I state at his notebook for a moment. How many of those has he filled up over the past three years, with observations about the things I tell him, and about my body language, and about reports given to him by the nurses? Every aspect of my life has been studied in excruciating detail.
“I want to go home,” I tell him again, struggling to hold back tears as I finally realize how close I am to the end of my time here. “That's all I've ever wanted. To go home. So can I please do that now?”
***
“My God, there's a lot here,” Mum says as she puts the final bag in the boot. “I had no idea you'd collected so many books and stuff while you were in hospital. Did I really bring all of these things in for you?”
“I probably could have thrown most of it away,” I mutter, feeling spots of cold rain starting to fall. Looking up, I see that the sky is a darker gray than earlier, but still lighter than the hospital's concrete walls.
“Shall we go back in, then?” she asks. “I bet all the doctors and nurses are waiting to say goodbye. You're a popular girl around here.”
I shake my head.
“You don't want to go and see them one last time?”
“I said goodbye to the ones I wanted to,” I reply. It's a lie, but hopefully it'll be enough for her.
She pauses, clearly a little disappointed. That's typical of her, really. Always so desperately polite.
“Can we get going?” I ask, heading around the side of the car and opening the passenger-side door. “I just want to go home and forget about this place.”

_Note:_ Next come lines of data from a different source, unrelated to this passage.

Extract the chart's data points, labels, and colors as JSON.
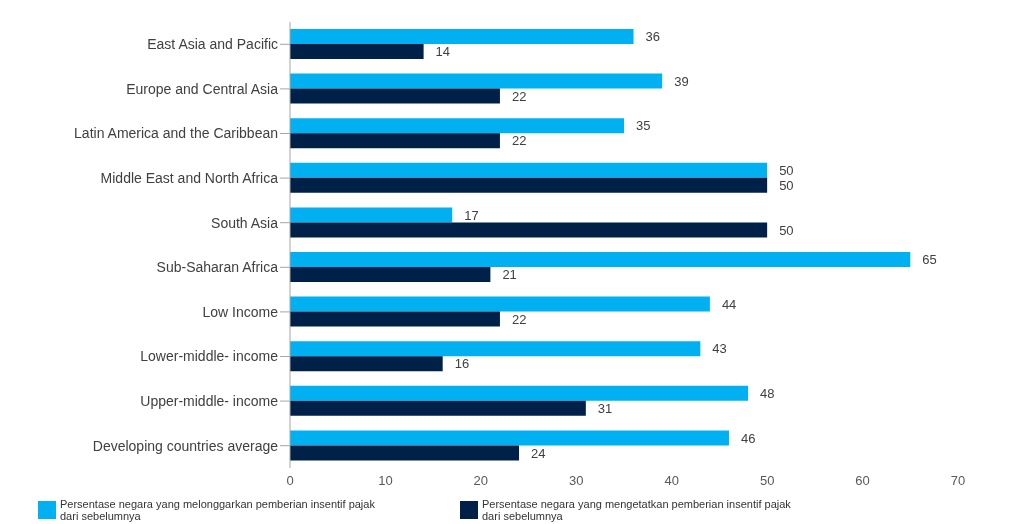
{
  "chart_data": {
    "type": "bar",
    "orientation": "horizontal",
    "categories": [
      "East Asia and Pacific",
      "Europe and Central Asia",
      "Latin America and the Caribbean",
      "Middle East and North Africa",
      "South Asia",
      "Sub-Saharan Africa",
      "Low Income",
      "Lower-middle- income",
      "Upper-middle- income",
      "Developing countries average"
    ],
    "series": [
      {
        "name": "Persentase negara yang melonggarkan pemberian insentif pajak dari sebelumnya",
        "color": "#00b0f0",
        "values": [
          36,
          39,
          35,
          50,
          17,
          65,
          44,
          43,
          48,
          46
        ]
      },
      {
        "name": "Persentase negara yang mengetatkan pemberian insentif pajak dari sebelumnya",
        "color": "#002147",
        "values": [
          14,
          22,
          22,
          50,
          50,
          21,
          22,
          16,
          31,
          24
        ]
      }
    ],
    "xlim": [
      0,
      70
    ],
    "xticks": [
      0,
      10,
      20,
      30,
      40,
      50,
      60,
      70
    ],
    "data_labels": true,
    "legend": "bottom",
    "grid": false
  }
}
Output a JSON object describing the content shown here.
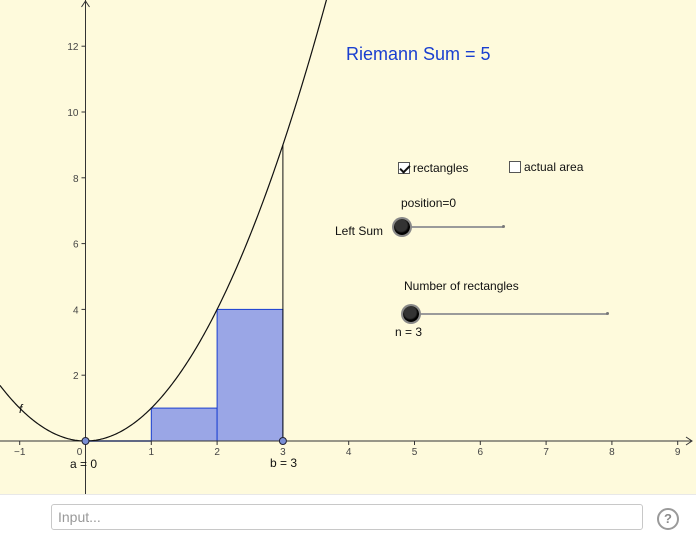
{
  "graphics": {
    "title": "Riemann Sum = 5",
    "checkbox_rectangles": {
      "label": "rectangles",
      "checked": true
    },
    "checkbox_actual_area": {
      "label": "actual area",
      "checked": false
    },
    "position_slider": {
      "label": "position=0",
      "value": 0
    },
    "left_sum_label": "Left Sum",
    "rectangles_slider": {
      "label": "Number of rectangles",
      "value": 3,
      "value_label": "n = 3"
    },
    "function_label": "f",
    "point_a_label": "a = 0",
    "point_b_label": "b = 3",
    "axes": {
      "x_ticks": [
        "−1",
        "0",
        "1",
        "2",
        "3",
        "4",
        "5",
        "6",
        "7",
        "8",
        "9"
      ],
      "y_ticks": [
        "2",
        "4",
        "6",
        "8",
        "10",
        "12"
      ]
    },
    "colors": {
      "background": "#fefadc",
      "rectangle_fill": "#9aa6e6",
      "rectangle_stroke": "#1a3fd0",
      "title": "#1a3fd0"
    }
  },
  "chart_data": {
    "type": "area",
    "function": "f(x) = x^2",
    "a": 0,
    "b": 3,
    "n": 3,
    "riemann_type": "left",
    "rectangles": [
      {
        "x0": 0,
        "x1": 1,
        "height": 0
      },
      {
        "x0": 1,
        "x1": 2,
        "height": 1
      },
      {
        "x0": 2,
        "x1": 3,
        "height": 4
      }
    ],
    "sum": 5,
    "xlim": [
      -1.3,
      9.2
    ],
    "ylim": [
      -1.6,
      13.4
    ]
  },
  "input_bar": {
    "placeholder": "Input..."
  },
  "help_icon": {
    "glyph": "?"
  }
}
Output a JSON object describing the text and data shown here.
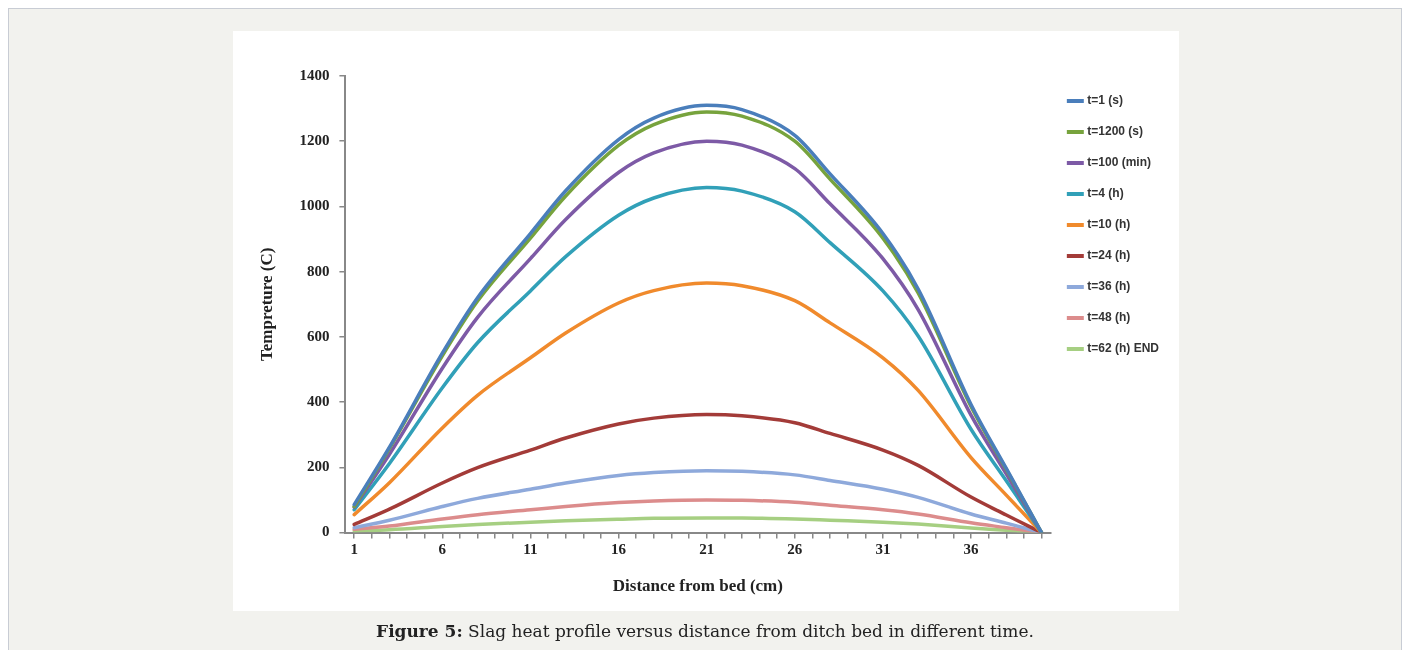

“I'll just pop back in and get your prescriptions from Doctor Larkin,” she replies. “Are you sure you don't want to -”
“I'll wait here.”
With that, I climb into the car and pull the door shut. I wait as my mother hovers a little, but finally she goes back into the build
ing and I lean back, trying to relax. For a moment, the whole world feels completely silent all around, and I adjust the rear-view mirror so I can see my eyes. I thought I'd have a blank expression, but instead I look absolutely terrified. It's as if what I'm feeling doesn't always match my face these days, but I guess I can work on that.
Home.
I'm going home.
The truth is, I didn't go back inside to say goodbye to the doctors and nurses because I already know what they think. I see it in their eyes, they think I'll be back, that they have to give me this chance but that I'm irrevocably broken inside. They think I'll have some kind of mental collapse, and I'll be dragged kicking and screaming back to the hospital before too long. Even Doctor Larkin seems reticent, and I wouldn't be surprised if they're keeping my room open for me. I'm going to prove them wrong, though. I'm going to get through this, and I'm going to be a normal person again. I'm twenty-four years old and I'm not going to be defined by something that happened when I was twenty-one.
I'm going to live a normal life again.
Two
He swings the baseball bat at me, hard enough that for a moment I actually think my head might come off. Instead, I feel my jaw shatter and I cry out, but he quickly hits me again, this time on the other side. Again and again, pounding me as I cry out, hitting me harder and harder until I start to lose consciousness and -
“Do you want a cup of tea?” Mum asks.
Turning, I see that she's already getting two cups off the shelf.
“Thanks,” I mutter. Making tea is Mum's default activity when she's nervous.
“I spoke to Karen over the internet,” she continues, “and she said she'd like to pop over to see you later today, but I told her I'd have to check first to see if you're up for a visit.”
“Why wouldn't I be up for a visit?” I ask, before realizing that I probably sound a little too defensive. “I mean, yeah, sure, I'd like that.”